There is also the current building in which the defendant and her 13 children are now residing, situated on about one lot, and another building adjacent thereto, which is being leased to a Lebanese national, Salim M. Halabi, also situated on the Old GSA Road Compound, on Tubman Boulevard, in Monrovia.
“These are the immediate properties which should be the subject of execution if the entire amount of US$6,758,772.31 is not satisfied.”
Alternatively, Taylor argued that upon the defendant’s failure to raise the amount in the complaint, Mrs. Doe should be made to proffer a valid property bond and file it with the court or that she proffer a payment plan under affidavit, promising to pay in favor of the plaintiff, not exceeding a year as to how she and her estate are to satisfy the judgment.
“That, while the proceeding is ongoing, the proceeds of the lease from the Lebanese national, Halabi, be attached and deposited into an Escrow account established by the court at any recognized banking institution with the aim of satisfying part of the payment of the judgment should it be concluded,” Taylor’s lawsuit said, seeking the court’s approval to move to possess the rent from the property leased to the labenese national.
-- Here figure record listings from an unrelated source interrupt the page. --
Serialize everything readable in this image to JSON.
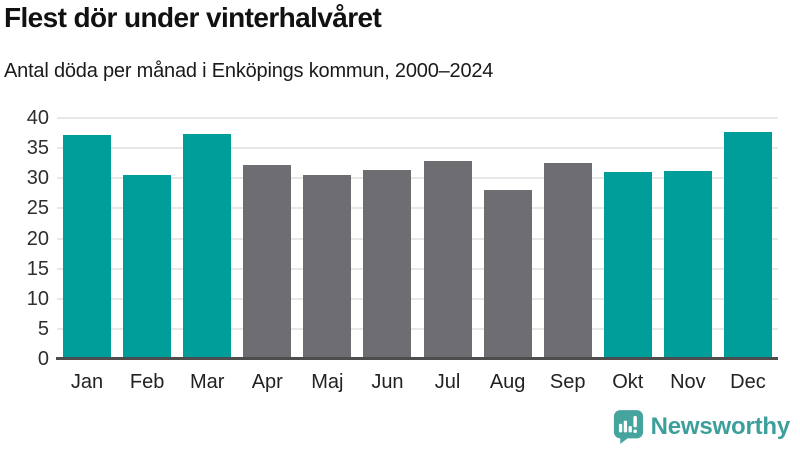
{
  "header": {
    "title": "Flest dör under vinterhalvåret",
    "subtitle": "Antal döda per månad i Enköpings kommun, 2000–2024"
  },
  "footer": {
    "brand": "Newsworthy",
    "logo_icon": "speech-bubble-with-bar-chart-and-exclamation"
  },
  "colors": {
    "winter_bar": "#009e9a",
    "summer_bar": "#6e6e72",
    "logo_teal": "#46a49f",
    "gridline": "#e8e8e8",
    "axis_line": "#4d4d4d"
  },
  "chart_data": {
    "type": "bar",
    "title": "Flest dör under vinterhalvåret",
    "subtitle": "Antal döda per månad i Enköpings kommun, 2000–2024",
    "categories": [
      "Jan",
      "Feb",
      "Mar",
      "Apr",
      "Maj",
      "Jun",
      "Jul",
      "Aug",
      "Sep",
      "Okt",
      "Nov",
      "Dec"
    ],
    "values": [
      37.2,
      30.5,
      37.3,
      32.2,
      30.6,
      31.4,
      32.9,
      28.1,
      32.6,
      31.1,
      31.2,
      37.7
    ],
    "bar_colors": [
      "#009e9a",
      "#009e9a",
      "#009e9a",
      "#6e6e72",
      "#6e6e72",
      "#6e6e72",
      "#6e6e72",
      "#6e6e72",
      "#6e6e72",
      "#009e9a",
      "#009e9a",
      "#009e9a"
    ],
    "color_meaning": "teal = winter half-year months (Jan-Mar, Okt-Dec), gray = summer half-year months (Apr-Sep)",
    "xlabel": "",
    "ylabel": "",
    "ylim": [
      0,
      40
    ],
    "yticks": [
      0,
      5,
      10,
      15,
      20,
      25,
      30,
      35,
      40
    ],
    "grid": "horizontal",
    "legend": "none"
  }
}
Prior to Taylor filing the suit, he recollected that in 2011, the defendant pleaded with the plaintiff to assist in redeeming properties and other rights of her late husband's estate.
Taylor claimed that the defendant explained to him that the plaintiff was not just to defend her individual right as the widow of her deceased husband that has been violated by successive governments, but that properties under the estate have also been encroached upon by persons in high places in the society.
Taylor further argued that the defendant was truthful to have informed of the inability of her and her estate to raise the money for legal fees, and she would like for the plaintiff to assist undertake the legal arrangements on a percentage basis and, for other cases, the parties would have a discussion as to the fees.
According to Taylor, since the defendant, her children and the estate by then were in the middle of multiple lawsuits, like the “Action of Ejectment” with Cllr. Archibald F. Bernard for the land adjacent to the Varmoma Property which comprised 1.52 lots, he, Taylor, was forced to take up the case, even in the absence of a written contract between the defendant and the plaintiff.